Définition et exemples

technicien de laboratoire tenant des flacons de sang

Chung Sung Jun/Getty Images





Les allèles multiples sont un type de modèle d'héritage non mendélien qui implique plus que les deux typiques allèles qui codent généralement pour une certaine caractéristique d'une espèce. Avec plusieurs allèles, cela signifie qu'il existe plus de deux phénotypes disponibles en fonction des allèles dominants ou récessifs disponibles dans le trait et du schéma de dominance que les allèles individuels suivent lorsqu'ils sont combinés.

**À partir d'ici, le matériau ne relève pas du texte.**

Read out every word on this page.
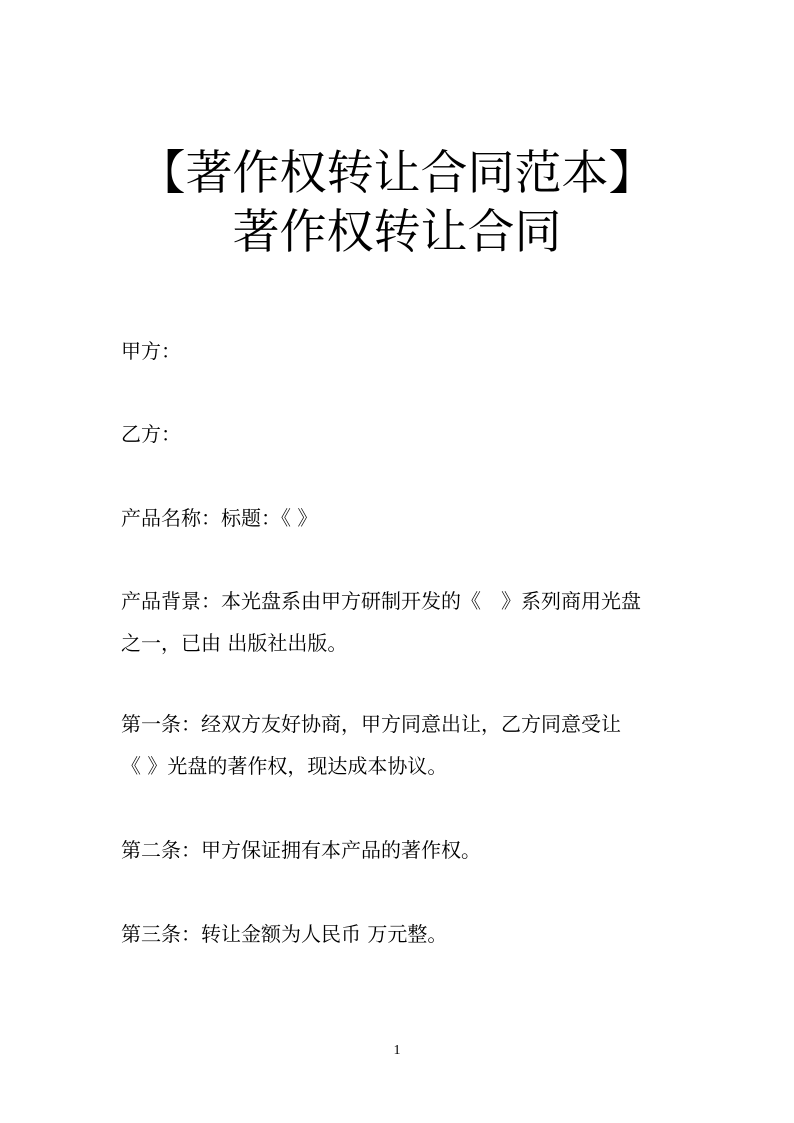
【著作权转让合同范本】
著作权转让合同
甲方：
乙方：
产品名称：标题：《 》
产品背景：本光盘系由甲方研制开发的《　》系列商用光盘
之一，已由 出版社出版。
第一条：经双方友好协商，甲方同意出让，乙方同意受让
《 》光盘的著作权，现达成本协议。
第二条：甲方保证拥有本产品的著作权。
第三条：转让金额为人民币 万元整。
1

Gregor Mendel n'a étudié que les traits de ses plants de pois qui montraient une dominance simple ou complète et qui n'avaient que deux allèles qui pouvaient contribuer à n'importe quel trait que la plante montrait. Ce n'est que plus tard qu'on a découvert que certains traits peuvent avoir plus de deux allèles qui codent pour leurs phénotypes. Cela a permis à beaucoup plus phénotypes être visible pour un trait donné tout en suivant Lois de Mendel de l'Héritage.



La plupart du temps, lorsque plusieurs allèles entrent en jeu pour un trait, il existe un mélange de types de modèles de dominance qui se produisent. Parfois, l'un des allèles est complètement récessif aux autres et sera masqué par l'un de ceux qui lui sont dominants. D'autres allèles peuvent être co-dominant ensemble et montrent leurs traits également dans le phénotype de l'individu.

Il existe également des cas où certains allèles présentent dominance incomplète lorsqu'ils sont réunis dans le génotype . Un individu avec ce type d'héritage lié à ses multiples allèles montrera un phénotype mixte qui mélange les deux traits des allèles ensemble.



Exemples d'allèles multiples

Le groupe sanguin humain ABO est un bon exemple d'allèles multiples. Les humains peuvent avoir des globules rouges qui sont de type A (IUN), type B (jeB), ou tapez O (i). Ces trois allèles différents peuvent être combinés de différentes manières selon les lois de Mendel sur l'héritage. Les génotypes résultants font soit le type A, le type B, le type AB ou sang de type O . Le sang de type A est une combinaison de deux allèles A (IUNjeUN) ou un allèle A et un allèle O (IUNje). De même, le sang de type B est codé par deux allèles B (IBjeB) ou un allèle B et un allèle O (IBje). Le sang de type O ne peut être obtenu qu'avec deux allèles O récessifs (ii). Ce sont tous des exemples de dominance simple ou complète.

Le sang de type AB est un exemple de co-dominance. L'allèle A et l'allèle B sont égaux dans leur dominance et seront exprimés de manière égale s'ils sont appariés dans le génotype IUNjeB. Ni l'allèle A ni l'allèle B ne sont dominants l'un sur l'autre, de sorte que chaque type est exprimé de manière égale dans le phénotype donnant à l'humain un groupe sanguin AB.